Ciudad del Vaticano, 20 septiembre 2012 (VIS).-”Como miembros del colegio episcopal, debéis tener siempre una solicitud especial por la Iglesia universal, en primer lugar fomentando y defendiendo la unidad de la fe (...) Esto es particularmente urgente en nuestra época que os llama a ser audaces a la hora de invitar a los hombres, de cualquier condición, al encuentro con Cristo y a reforzar la fe”. Así habló el Papa a los obispos nombrados recientemente que participan en el congreso promovido por las Congregaciones para los Obispos y para las Iglesias Orientales.
El Papa señaló que la peregrinación de los obispos a la tumba de San Pedro asume este año una importancia especial ya que estamos en vísperas del Año de la Fe, del 50 aniversario del Concilio Vaticano II y de la XIII Asamblea General del Sínodo de los Obispos sobre el tema: "La nueva evangelización para la transmisión de la fe cristiana". A estos eventos se une el XX aniversario del Catecismo de la Iglesia Católica
La preocupación prioritaria de los obispos, debe ser “promover y sostener un compromiso más decidido de la Iglesia en favor de la nueva evangelización para volver a descubrir la alegría de creer y reencontrar el entusiasmo de comunicar la fe'. En este ámbito -subrayó el Papa- también estáis llamados a fomentar y favorecer la comunión y la colaboración entre todas las realidades de vuestras diócesis. La evangelización, de hecho, no es la obra de algunos especialistas, sino de todo el Pueblo de Dios, bajo la guía de los pastores. Cada uno de los fieles, en y con la comunidad eclesial debe sentirse responsable de anunciar y testimoniar el Evangelio”.
Benedicto XVI recordó que el beato Juan XXIII durante la apertura del Concilio Vaticano II afirmó: “Es necesario que esta doctrina cierta e inmutable, que debe ser fielmente respetada, se profundice y se presente de una forma que responda a las exigencias de nuestro tiempo”. “Podríamos decir- observó- que la nueva evangelización comenzó precisamente con el Concilio, que el beato Juan XXIII consideraba como una nueva Pentecostés, que habría hecho florecer a la Iglesia en su riqueza interior y en su extenderse, maternalmente, a todos los ámbitos de la actividad humana. A pesar de las dificultades de los tiempos, los efectos de aquella nueva Pentecostés, se han prolongado, tocando la vida de la Iglesia en todas sus formas: desde la institucional a la espiritual, desde la participación de los fieles laicos, aI florecimiento carismático y de santidad”.
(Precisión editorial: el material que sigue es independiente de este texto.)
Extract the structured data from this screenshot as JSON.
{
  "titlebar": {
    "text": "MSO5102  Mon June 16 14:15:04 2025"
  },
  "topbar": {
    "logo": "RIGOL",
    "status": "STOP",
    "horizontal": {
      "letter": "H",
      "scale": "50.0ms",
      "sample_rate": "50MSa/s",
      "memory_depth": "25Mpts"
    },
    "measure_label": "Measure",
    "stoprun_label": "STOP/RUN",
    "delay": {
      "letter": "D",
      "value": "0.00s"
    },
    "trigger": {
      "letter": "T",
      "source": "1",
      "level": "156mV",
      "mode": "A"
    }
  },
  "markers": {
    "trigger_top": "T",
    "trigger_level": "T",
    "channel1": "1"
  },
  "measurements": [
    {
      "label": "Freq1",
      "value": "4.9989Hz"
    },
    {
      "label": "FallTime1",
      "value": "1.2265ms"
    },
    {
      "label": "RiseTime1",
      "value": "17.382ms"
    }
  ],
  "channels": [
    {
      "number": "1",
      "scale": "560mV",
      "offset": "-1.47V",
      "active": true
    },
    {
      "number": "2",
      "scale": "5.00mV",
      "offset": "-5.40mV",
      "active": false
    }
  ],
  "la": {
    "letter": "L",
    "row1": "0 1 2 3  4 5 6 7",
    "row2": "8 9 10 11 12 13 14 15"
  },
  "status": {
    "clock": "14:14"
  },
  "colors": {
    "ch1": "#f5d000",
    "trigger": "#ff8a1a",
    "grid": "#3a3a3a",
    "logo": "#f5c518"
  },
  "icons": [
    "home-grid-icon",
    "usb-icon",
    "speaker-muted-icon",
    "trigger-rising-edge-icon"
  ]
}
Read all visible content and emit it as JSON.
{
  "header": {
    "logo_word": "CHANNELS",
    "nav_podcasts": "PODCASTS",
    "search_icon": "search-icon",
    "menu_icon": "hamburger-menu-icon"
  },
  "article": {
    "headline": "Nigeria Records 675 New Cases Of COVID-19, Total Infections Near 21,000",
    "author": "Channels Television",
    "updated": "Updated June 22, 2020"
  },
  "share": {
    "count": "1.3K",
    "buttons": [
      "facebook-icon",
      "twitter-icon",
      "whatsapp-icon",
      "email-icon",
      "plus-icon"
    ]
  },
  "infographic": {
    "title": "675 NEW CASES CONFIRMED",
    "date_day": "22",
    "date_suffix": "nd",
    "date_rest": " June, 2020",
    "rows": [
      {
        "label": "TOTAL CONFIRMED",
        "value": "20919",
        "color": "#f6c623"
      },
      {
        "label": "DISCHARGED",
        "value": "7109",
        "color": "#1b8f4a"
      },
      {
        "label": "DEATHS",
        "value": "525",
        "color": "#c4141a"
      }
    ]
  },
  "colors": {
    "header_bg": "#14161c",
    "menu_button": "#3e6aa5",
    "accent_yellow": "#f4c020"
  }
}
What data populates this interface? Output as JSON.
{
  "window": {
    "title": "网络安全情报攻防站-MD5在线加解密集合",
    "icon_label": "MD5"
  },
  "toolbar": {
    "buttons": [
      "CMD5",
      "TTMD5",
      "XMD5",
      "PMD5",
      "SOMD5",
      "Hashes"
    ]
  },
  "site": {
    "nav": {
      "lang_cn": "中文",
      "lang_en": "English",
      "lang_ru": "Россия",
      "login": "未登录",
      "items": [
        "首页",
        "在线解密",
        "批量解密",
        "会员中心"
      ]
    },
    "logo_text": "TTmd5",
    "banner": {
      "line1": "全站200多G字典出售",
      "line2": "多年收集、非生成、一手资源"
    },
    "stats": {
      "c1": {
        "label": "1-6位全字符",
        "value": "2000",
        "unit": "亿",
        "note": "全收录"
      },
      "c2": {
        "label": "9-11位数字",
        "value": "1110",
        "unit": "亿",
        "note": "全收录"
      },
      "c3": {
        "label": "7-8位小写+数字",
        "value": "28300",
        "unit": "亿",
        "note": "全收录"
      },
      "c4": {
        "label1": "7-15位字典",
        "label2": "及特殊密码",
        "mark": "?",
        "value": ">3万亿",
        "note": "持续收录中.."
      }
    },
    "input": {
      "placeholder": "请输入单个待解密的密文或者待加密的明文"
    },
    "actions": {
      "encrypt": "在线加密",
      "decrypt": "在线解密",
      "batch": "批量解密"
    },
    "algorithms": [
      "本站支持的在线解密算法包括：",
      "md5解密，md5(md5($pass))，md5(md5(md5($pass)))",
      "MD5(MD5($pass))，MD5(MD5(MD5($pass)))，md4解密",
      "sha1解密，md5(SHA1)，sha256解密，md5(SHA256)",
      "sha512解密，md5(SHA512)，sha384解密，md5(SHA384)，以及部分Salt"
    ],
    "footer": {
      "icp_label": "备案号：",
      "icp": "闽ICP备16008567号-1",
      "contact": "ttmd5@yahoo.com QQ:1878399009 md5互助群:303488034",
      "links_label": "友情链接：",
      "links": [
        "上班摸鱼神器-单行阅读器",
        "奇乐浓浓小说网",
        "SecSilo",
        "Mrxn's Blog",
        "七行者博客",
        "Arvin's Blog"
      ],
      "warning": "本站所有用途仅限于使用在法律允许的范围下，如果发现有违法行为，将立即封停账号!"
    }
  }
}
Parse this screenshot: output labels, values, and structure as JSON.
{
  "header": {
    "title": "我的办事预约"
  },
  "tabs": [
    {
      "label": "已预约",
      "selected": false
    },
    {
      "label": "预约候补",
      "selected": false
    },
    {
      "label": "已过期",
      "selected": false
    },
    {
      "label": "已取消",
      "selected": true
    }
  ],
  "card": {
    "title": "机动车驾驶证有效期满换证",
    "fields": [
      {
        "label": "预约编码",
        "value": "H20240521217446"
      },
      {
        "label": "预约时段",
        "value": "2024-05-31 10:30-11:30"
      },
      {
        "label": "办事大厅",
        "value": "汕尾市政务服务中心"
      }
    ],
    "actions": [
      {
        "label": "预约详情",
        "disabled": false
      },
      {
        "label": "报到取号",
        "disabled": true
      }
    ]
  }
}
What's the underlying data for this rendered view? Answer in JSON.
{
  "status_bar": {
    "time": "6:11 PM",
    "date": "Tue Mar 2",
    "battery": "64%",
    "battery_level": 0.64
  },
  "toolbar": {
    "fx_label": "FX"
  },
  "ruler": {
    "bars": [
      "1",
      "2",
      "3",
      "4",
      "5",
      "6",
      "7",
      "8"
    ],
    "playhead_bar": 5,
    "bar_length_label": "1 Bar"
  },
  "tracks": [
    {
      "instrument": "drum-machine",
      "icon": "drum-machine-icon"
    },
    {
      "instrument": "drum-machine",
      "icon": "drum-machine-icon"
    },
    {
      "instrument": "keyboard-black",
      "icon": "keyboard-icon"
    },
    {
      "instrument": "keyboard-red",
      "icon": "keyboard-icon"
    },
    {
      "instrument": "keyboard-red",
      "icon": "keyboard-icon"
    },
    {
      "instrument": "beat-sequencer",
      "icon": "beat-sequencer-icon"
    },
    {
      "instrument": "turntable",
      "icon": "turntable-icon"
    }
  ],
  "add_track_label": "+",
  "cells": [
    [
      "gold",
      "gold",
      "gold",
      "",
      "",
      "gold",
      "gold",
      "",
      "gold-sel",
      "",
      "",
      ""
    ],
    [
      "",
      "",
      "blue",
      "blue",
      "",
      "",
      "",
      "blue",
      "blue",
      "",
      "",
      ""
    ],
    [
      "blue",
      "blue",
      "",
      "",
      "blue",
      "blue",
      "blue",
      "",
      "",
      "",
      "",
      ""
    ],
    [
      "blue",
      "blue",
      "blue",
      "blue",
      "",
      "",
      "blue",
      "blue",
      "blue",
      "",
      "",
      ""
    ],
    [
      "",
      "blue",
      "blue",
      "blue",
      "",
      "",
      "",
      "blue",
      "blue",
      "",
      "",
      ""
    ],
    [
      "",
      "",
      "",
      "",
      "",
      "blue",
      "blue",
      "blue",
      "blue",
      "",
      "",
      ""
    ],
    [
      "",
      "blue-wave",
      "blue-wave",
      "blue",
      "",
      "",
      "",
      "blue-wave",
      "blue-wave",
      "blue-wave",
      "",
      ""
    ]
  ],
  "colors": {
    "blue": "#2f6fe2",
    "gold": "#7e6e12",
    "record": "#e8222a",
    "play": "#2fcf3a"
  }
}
Esa herencia fue confiada también al cuidado pastoral de los obispos a los que el Papa invitó a inspirarse en ese “patrimonio de doctrina, espiritualidad y santidad”, para “formar en la fe a los fieles de modo que su testimonio sea más creíble”. “Al mismo tiempo, vuestro servicio episcopal os pide 'dar razón de la esperanza que hay en vosotros' a cuantos están en busca de la fe o del sentido último de la vida y en los que también 'obra de modo invisible la gracia'. Cristo, efectivamente, murió por todos, y la vocación última del hombre es, en realidad, una sola: la divina. Os animo, pues a empeñaros para que, a todos, -según sus diferentes edades y condiciones de vida- les sean presentados los contenidos esenciales de la fe, -de forma sistemática y orgánica- para responder a los interrogantes que plantea nuestro mundo globalizado y tecnológico (...) Para ello, es fundamental el Catecismo de la Iglesia Católica; una norma segura para la enseñanza de la fe y de la comunión en un único credo. La realidad que vivimos exige que el cristiano tenga una sólida formación”.
La fe pide “testigos creíbles, que confían en el Señor (...) para ser “signos vivos de la presencia del Resucitado en el mundo'”. De ahí que el Obispo, “primer testigo de la fe deba acompañar el camino de los creyentes dando ejemplo de vida en el abandono confiado a Dios. No se puede estar al servicio de los hombres, sin ser antes siervo de Dios”.
El Papa concluyó indicando a los prelados cómo el “compromiso personal a la santidad” debe llevarles diariamente a “asimilar la Palabra de Dios en la oración y nutrirse de la Eucaristía”. La caridad, ha de impulsarles a estar cerca de sus sacerdotes porque son “sus primeros y más preciosos colaboradores para llevar a Dios a los hombres y los hombres a Dios”. El amor del Buen Pastor los conducirá a “prestar atención a los pobres y a los que sufren, para apoyarlos y consolarlos, así como para guiar a aquellos que han perdido el sentido de la vida”. También deben estar “cerca de las familias (...)para que puedan construir su vida sobre la roca sólida de la amistad con Cristo” y “cuidar de los seminaristas,(...) para que la comunidad tenga pastores maduros y alegres y guías seguras en la fe”.